I don't expect to convince anybody who thinks otherwise that we were not headed for another Great Depression in 2009. What I can do is present the data and offer my own analysis to explain why I think what I think. If anyone feels my arguments lack cogency or thinks they could be stronger, then please comment below. I realize the preceding list is by no means exhaustive; there is an abundance of left-wing mendacity out there, and it's not just limited to economics. When I sat down to decide what "myths" I would attack in this piece, I purposefully omitted such oft-repeated claims as "the rich aren't paying their fair share of taxes" because those are technically opinions, and "fair" is a relative term. Also, I realize that I could have developed my arguments more thoroughly/extensively, but I didn't want this column's length to discourage people from reading it and actually taking its content to heart. Thank you for reading it, and I look forward to hearing the response, if there is one.


  1. Your premise is, that what was done was not necessary and/or hurtful. You base this on what you believe to have been in place at the time (not heading for a depression) and what you also believe would have happened had the opposite of what Obama did was instead done.

    There are certain truths but not certain outcomes. To have let the banks fail would have changed the dynamics in play creating a whole new set of outcomes. The same can be said with keeping GM and Chrysler afloat. Whether these outcomes would have made our economy better or worse is anyone's guess. It cannot be known since it did not go down that path.

    There are positive outcomes that have resulted from Obama's model. Unemployment is down, American Auto manufacturing is on the rebound, our banking system did not fail, and there are strong indicators that our recovery is real.

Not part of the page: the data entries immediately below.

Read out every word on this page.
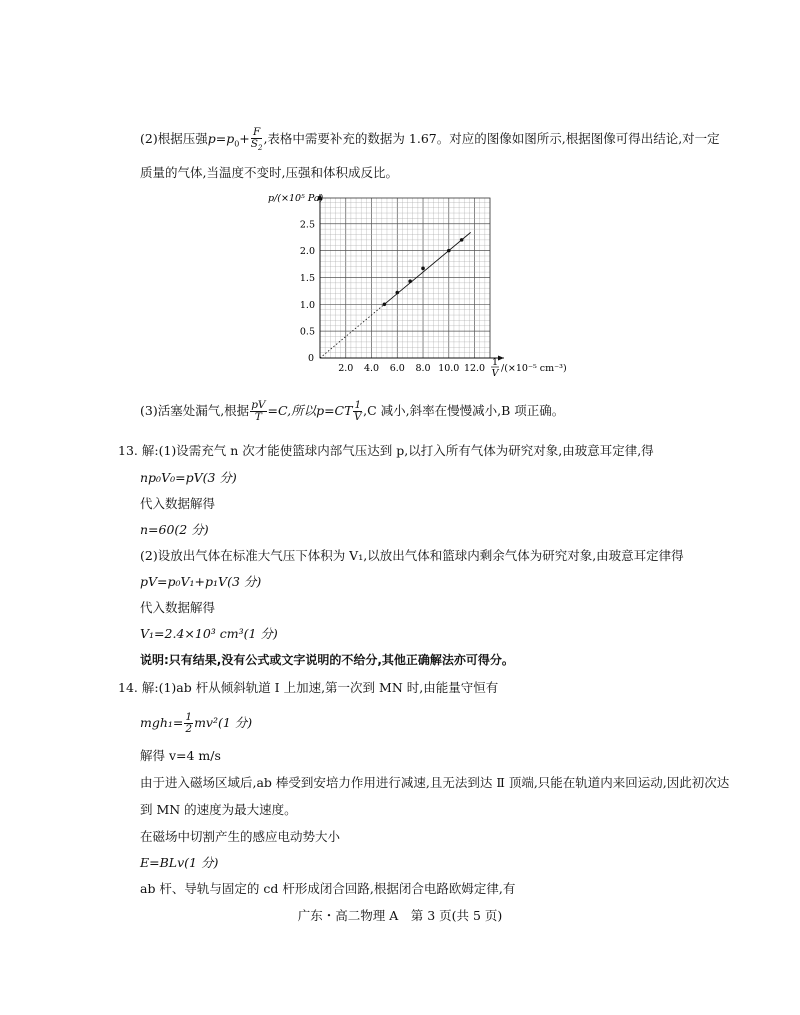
(2)根据压强$p=p_0+ \frac{F}{S_2}$ ,表格中需要补充的数据为 1.67。对应的图像如图所示,根据图像可得出结论,对一定
质量的气体,当温度不变时,压强和体积成反比。
2.0 4.0 6.0 8.0 10.0 12.0
0.5
1.0
1.5
2.0
2.5
0
p/(×10⁵ Pa)
1
V /(×10⁻⁵ cm⁻³)
(3)活塞处漏气,根据 $\frac{pV}{T} =C$,所以$p=CT \frac{1}{V} ,C$ 减小,斜率在慢慢减小,B 项正确。
13. 解:(1)设需充气 n 次才能使篮球内部气压达到 p,以打入所有气体为研究对象,由玻意耳定律,得
np₀V₀=pV(3 分)
代入数据解得
n=60(2 分)
(2)设放出气体在标准大气压下体积为 V₁,以放出气体和篮球内剩余气体为研究对象,由玻意耳定律得
pV=p₀V₁+p₁V(3 分)
代入数据解得
V₁=2.4×10³ cm³(1 分)
说明:只有结果,没有公式或文字说明的不给分,其他正确解法亦可得分。
14. 解:(1)ab 杆从倾斜轨道 Ⅰ 上加速,第一次到 MN 时,由能量守恒有
$mgh_1= \frac{1}{2} mv^2(1$ 分)
解得 v=4 m/s
由于进入磁场区域后,ab 棒受到安培力作用进行减速,且无法到达 Ⅱ 顶端,只能在轨道内来回运动,因此初次达
到 MN 的速度为最大速度。
在磁场中切割产生的感应电动势大小
E=BLv(1 分)
ab 杆、导轨与固定的 cd 杆形成闭合回路,根据闭合电路欧姆定律,有
广东・高二物理 A　第 3 页(共 5 页)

    It's not perfect but it is also not a catastrophe. We are at this point because of decisions - good and bad - made by both Bush and Obama. That's the thing about the future, it is a result of things put in play sometimes years earlier and may, or may not, result in the way expected (think chaos theory).

    You can hypothesize about what outcome you think would have resulted, but the results will always - always - be unknown until it plays out. To think you somehow have the correct answer to what should have been done is folly on your part.

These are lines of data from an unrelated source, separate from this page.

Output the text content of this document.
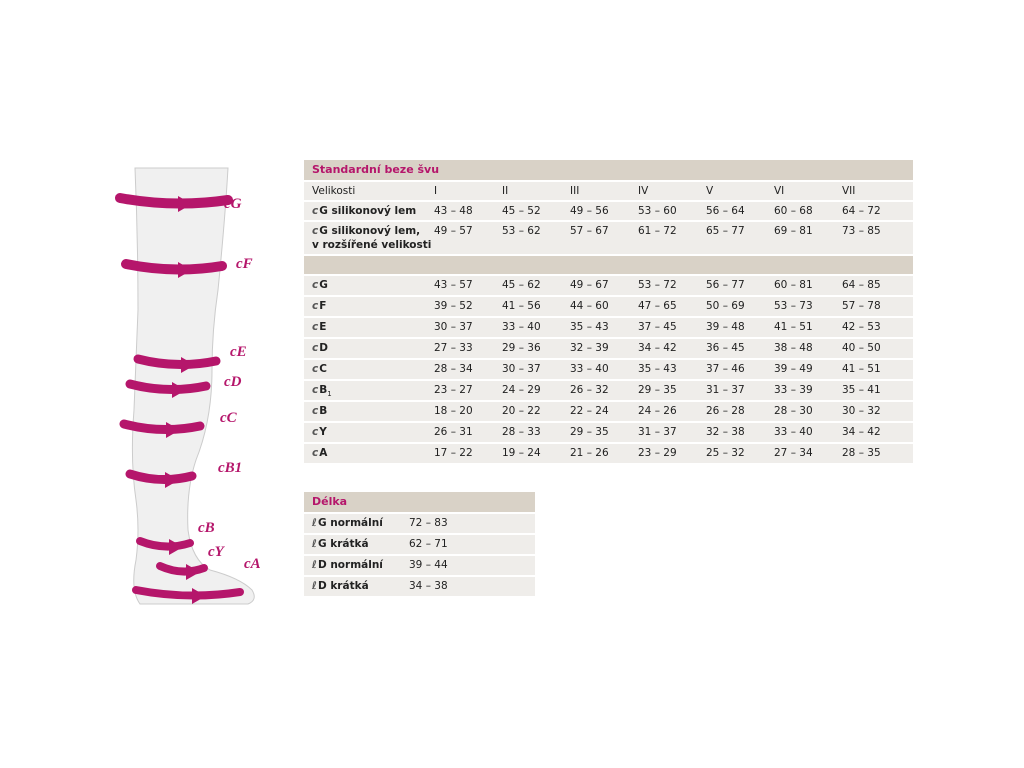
cG
cF
cE
cD
cC
cB1
cB
cY
cA
Standardní beze švu
Velikosti	I	II	III	IV	V	VI	VII
cG silikonový lem	43 – 48	45 – 52	49 – 56	53 – 60	56 – 64	60 – 68	64 – 72
cG silikonový lem,
v rozšířené velikosti
49 – 57	53 – 62	57 – 67	61 – 72	65 – 77	69 – 81	73 – 85
cG	43 – 57	45 – 62	49 – 67	53 – 72	56 – 77	60 – 81	64 – 85
cF	39 – 52	41 – 56	44 – 60	47 – 65	50 – 69	53 – 73	57 – 78
cE	30 – 37	33 – 40	35 – 43	37 – 45	39 – 48	41 – 51	42 – 53
cD	27 – 33	29 – 36	32 – 39	34 – 42	36 – 45	38 – 48	40 – 50
cC	28 – 34	30 – 37	33 – 40	35 – 43	37 – 46	39 – 49	41 – 51
$cB_1$	23 – 27	24 – 29	26 – 32	29 – 35	31 – 37	33 – 39	35 – 41
cB	18 – 20	20 – 22	22 – 24	24 – 26	26 – 28	28 – 30	30 – 32
cY	26 – 31	28 – 33	29 – 35	31 – 37	32 – 38	33 – 40	34 – 42
cA	17 – 22	19 – 24	21 – 26	23 – 29	25 – 32	27 – 34	28 – 35
Délka
ℓG normální	72 – 83
ℓG krátká	62 – 71
ℓD normální	39 – 44
ℓD krátká	34 – 38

    I came here from the Daily Show btw. I also know what it is like to write what you think is well researched and sound and have no one reply. I may not agree with you, but I respect your effort.


  2. For myth number one, why did you decide to only use current dollars when talking about receipts and outlays instead of constant dollars or dollars as %of GDP?

    1. Because the figures from CBO and OMB were in current dollars, and it didn't seem necessary to convert everything to constant dollars. Also, quantifying all these figures as a percentage of GDP would have confused a bunch of people. Had I been trying to debunk the myth that EGTRRA & JGTRRA "cost" the gov't money, then I probably would have adjusted for inflation.